LFP: THE QUEEN, THE CHAIRMAN AND I - KURT TONG
Private View: Wednesday 30th May 6:30pm
Exhibition: Thursday 31st May – Saturday 23rd June 2012, 7 days a week 12 – 6pm
This new body of work by Kurt Tong combines a collection of historical photographs, new photographs and writings that retrace and bring to life Tong's ancestral roots from more than a century ago to the present day.
The exhibition will take the form of a Chinese tea house and visitors will be encouraged to share their own family stories.
Where are you from originally?
As an immigrant, I get asked this more than I care for. Having spent two thirds of my life in England, I am still often considered an outsider. I was born in the city of Hong Kong in 1977, five years before China wanted it back. Us Honkies have an identity that's very different to the ones of China; after all, I sang God Save our Queen as my national anthem at school. I always knew I was coming to live in England. My father studied here and dislikes the communists; he had always told me that when Hong Kong goes back to China in 1997, we would not be going back. Go back he did. In fact, he never really left. I, on the other hand, got sent here for school and I married and started a family here. Having grown up between three different cultures, one question is always at the back of my mind. How Chinese am I or indeed, who am I?
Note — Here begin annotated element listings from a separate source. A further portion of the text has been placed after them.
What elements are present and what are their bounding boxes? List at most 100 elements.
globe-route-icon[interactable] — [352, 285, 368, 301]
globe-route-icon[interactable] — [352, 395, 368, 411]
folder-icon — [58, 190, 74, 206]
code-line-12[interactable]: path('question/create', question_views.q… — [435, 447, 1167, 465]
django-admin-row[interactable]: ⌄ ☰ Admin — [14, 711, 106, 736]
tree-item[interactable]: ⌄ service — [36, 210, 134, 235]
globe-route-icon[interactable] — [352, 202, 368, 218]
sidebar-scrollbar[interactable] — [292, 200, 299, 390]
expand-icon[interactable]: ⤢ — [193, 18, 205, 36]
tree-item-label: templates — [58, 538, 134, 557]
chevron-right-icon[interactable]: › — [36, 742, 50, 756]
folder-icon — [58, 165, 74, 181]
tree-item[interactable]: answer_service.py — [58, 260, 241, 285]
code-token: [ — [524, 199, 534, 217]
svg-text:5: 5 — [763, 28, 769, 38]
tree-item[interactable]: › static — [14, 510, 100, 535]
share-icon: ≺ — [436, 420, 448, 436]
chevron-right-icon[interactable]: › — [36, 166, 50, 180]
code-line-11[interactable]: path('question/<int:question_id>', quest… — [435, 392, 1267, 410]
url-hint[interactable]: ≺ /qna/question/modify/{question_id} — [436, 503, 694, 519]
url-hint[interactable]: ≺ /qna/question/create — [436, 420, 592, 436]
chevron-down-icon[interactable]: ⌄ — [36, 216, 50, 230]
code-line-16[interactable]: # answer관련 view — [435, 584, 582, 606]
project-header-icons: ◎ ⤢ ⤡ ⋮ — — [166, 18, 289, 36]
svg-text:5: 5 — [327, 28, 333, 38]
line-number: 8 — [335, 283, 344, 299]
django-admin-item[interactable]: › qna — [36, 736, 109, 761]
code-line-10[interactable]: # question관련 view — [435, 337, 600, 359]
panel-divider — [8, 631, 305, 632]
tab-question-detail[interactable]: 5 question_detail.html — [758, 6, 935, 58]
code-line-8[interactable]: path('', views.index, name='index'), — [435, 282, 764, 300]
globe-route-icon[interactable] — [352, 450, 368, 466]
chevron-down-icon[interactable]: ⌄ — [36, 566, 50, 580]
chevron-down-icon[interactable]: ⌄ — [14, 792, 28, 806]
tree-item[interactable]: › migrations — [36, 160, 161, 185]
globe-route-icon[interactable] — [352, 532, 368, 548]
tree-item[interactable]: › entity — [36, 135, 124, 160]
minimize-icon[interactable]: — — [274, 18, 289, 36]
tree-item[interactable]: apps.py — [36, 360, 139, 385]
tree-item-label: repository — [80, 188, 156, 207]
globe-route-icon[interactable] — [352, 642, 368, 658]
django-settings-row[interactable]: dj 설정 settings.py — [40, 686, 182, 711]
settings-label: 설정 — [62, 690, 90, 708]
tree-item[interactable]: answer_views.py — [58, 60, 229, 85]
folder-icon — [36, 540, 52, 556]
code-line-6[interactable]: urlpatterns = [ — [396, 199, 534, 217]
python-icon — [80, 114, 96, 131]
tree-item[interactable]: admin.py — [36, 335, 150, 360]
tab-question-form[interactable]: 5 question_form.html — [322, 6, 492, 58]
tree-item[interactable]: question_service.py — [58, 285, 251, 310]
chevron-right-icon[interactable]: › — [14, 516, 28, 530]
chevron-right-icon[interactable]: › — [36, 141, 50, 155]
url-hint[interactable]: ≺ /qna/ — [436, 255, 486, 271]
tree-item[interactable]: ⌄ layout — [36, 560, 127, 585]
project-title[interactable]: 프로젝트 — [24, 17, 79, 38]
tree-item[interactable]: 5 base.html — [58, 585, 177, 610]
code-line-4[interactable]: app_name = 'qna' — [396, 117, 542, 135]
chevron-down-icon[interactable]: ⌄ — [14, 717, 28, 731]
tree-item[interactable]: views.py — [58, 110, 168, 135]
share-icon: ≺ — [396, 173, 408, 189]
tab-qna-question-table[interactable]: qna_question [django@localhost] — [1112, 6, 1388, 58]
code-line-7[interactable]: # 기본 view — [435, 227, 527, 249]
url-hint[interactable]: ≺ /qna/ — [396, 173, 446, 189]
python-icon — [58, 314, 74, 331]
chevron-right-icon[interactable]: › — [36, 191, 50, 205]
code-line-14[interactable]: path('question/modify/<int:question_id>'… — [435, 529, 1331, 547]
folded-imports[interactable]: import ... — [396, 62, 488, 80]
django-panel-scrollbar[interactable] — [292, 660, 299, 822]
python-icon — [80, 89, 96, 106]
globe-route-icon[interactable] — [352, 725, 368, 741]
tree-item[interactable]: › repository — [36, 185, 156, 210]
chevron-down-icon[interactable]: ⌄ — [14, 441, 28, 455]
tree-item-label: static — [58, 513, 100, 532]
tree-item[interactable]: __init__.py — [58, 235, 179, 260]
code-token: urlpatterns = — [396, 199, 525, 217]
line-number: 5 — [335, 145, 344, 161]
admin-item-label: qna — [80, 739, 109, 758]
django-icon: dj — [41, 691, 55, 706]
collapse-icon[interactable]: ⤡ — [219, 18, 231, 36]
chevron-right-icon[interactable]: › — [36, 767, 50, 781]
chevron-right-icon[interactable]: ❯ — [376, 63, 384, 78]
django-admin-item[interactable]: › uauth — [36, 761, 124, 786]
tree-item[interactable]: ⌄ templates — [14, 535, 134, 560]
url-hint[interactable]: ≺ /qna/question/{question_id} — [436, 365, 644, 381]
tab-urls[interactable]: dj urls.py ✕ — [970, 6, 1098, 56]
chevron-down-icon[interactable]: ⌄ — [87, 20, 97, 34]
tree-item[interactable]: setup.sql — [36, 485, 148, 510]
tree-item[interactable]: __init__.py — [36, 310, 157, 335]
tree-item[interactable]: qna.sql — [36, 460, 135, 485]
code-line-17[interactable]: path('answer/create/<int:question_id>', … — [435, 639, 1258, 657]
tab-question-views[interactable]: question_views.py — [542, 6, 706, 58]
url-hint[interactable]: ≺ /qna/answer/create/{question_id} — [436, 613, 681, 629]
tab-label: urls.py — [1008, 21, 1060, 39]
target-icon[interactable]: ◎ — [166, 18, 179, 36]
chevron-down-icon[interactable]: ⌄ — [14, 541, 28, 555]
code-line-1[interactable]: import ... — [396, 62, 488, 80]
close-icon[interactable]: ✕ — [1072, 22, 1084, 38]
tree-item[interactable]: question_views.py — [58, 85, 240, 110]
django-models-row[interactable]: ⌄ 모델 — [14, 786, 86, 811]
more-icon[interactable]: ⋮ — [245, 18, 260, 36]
My father's grandfather was a deckhand who came to Hong Kong from Shanghai after the fall of the Empire in 1911, lured by better job prospects in the relatively stable British colony. My mother's family were big landlords in Southern China—they came to Hong Kong and probably escaped certain death at the hands of Mao's advancing Communist armies. I am tracing back the history of my family in a bid to find out how two of the most influential people in history affected my family.
Granting equal importance to new photographs, found photographs and writing, the work will reconnect me with the Hong Kong of the past through the recollection of my extended family, humanizing the political and social upheaval that brought my family to Hong Kong and eventually to the United Kingdom.
The project is a visual storybook for my daughters. It is my hope that when they are older and begin to question their own heritage, they will find answers to their questions as I did during the research and making of this project.
Exhibition curated by Lauren Heinz, FOTO8
Born in Hong Kong in 1977, Kurt Tong was originally trained as a health visitor at the University of Liverpool. He has worked and traveled extensively across Europe, the Americas and Asia. In 1999, Kurt co-founded Prema Vasam, a charitable home for disabled and disadvantaged children in Chennai, South India. Kurt became a full-time photographer in 2003. He was the winner of the Luis Valtuena International Humanitarian Photography Award and the City of Port St. Elpidio Prize with his first picture-story documenting the treatment of disabled children in India. He has worked for many other NGOs and covered stories on topics ranging from female infanticide to ballroom dancers.
He gained his Masters in Documentary Photography at the London College of Communications in 2006 and immediately began working on more personal projects. He has since been chosen as the winner of Photograph.Book.Now competition, the Hey, Hot Shot! competition and the prestigious Jerwood Photography Award.
Tong's photographs have been widely published and exhibited around the world at venues including: The Royal Academy, Impressions Gallery, Abbaye de Neumunster, Fotofest in Houston and solo shows at Compton Verney, Photofusion and Streetlevel Photoworks. He is represented by Jen Bekman Gallery in New York and The Photographer's Gallery in London.
His first monograph In Case it Rains in Heaven (Kehrer Verlag) was published in 2011.